Me: That’s because I am. I am living on three hours of sleep for the past three days
Ammi: Kyun? What have you been doing?
Me: Studying (there is more, but I know the best thing to say is “studying”)
Ammi: oh, okay... you better get that A. We are paying college tuition for a reason
Me: okay, okay, I will
Ammi: You sound stressed. Kyun?
Me: That’s because I am. I don’t know why
Ammi: Stress? Tum? What stress do you have? All you have to do is study and sleep. That’s it. Nothing else to worry about. Kaash I was your age and going to University here. You are so lucky
Me: Okay Mom. I got to go (not really... I just don’t want to discuss this any further and the conversation ends)

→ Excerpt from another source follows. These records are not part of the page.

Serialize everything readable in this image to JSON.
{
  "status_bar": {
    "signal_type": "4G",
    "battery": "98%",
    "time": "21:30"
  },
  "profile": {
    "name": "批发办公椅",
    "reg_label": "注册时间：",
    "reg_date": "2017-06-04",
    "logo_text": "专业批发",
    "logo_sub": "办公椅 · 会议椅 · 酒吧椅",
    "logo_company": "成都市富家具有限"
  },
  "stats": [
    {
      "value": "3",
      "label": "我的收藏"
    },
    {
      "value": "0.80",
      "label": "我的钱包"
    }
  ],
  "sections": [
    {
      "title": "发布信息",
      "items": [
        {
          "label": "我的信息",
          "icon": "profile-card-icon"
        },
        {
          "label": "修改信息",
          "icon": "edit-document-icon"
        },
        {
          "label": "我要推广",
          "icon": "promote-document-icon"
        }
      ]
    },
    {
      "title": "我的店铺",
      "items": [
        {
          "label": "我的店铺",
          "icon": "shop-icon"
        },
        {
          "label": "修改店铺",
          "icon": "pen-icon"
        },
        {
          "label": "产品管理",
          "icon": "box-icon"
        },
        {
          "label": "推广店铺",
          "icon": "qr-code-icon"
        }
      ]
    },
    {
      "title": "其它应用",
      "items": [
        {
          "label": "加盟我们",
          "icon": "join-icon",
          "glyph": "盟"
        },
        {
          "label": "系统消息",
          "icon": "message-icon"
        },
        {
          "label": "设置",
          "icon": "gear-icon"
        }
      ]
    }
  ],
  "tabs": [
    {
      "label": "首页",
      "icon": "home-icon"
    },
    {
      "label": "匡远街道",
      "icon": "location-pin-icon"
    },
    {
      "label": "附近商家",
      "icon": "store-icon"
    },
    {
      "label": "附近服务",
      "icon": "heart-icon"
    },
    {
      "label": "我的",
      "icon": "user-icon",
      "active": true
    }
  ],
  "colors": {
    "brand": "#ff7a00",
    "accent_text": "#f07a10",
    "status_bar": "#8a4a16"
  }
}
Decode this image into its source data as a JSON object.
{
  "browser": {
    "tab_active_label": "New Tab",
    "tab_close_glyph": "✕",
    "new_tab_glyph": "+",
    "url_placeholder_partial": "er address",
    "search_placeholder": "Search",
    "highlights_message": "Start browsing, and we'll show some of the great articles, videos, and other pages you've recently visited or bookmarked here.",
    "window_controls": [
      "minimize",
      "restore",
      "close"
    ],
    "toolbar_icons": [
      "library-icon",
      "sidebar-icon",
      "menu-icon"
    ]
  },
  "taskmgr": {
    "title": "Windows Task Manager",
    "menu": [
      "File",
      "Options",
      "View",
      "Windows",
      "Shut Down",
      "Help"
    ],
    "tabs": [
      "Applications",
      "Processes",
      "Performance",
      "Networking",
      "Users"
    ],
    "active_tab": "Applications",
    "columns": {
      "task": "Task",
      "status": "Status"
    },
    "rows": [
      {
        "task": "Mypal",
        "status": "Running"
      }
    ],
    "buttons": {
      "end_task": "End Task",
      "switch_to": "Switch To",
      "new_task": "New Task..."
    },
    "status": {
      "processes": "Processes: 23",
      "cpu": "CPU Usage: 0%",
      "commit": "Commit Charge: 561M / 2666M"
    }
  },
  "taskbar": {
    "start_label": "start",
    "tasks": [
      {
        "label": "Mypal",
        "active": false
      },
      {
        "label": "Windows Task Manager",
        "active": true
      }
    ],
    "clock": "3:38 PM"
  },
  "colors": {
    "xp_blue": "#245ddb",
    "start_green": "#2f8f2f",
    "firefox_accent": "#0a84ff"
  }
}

So you see? Many of our parents don’t understand that we have a lot of things on our mind, and trying to find a balance is very, very hard. We hear voices from all around us telling us what we should do or what we have to do, but what about what WE want to do?
We are humans too... We will make mistakes and we will disappoint sometimes. i just hope our parents can be okay with that.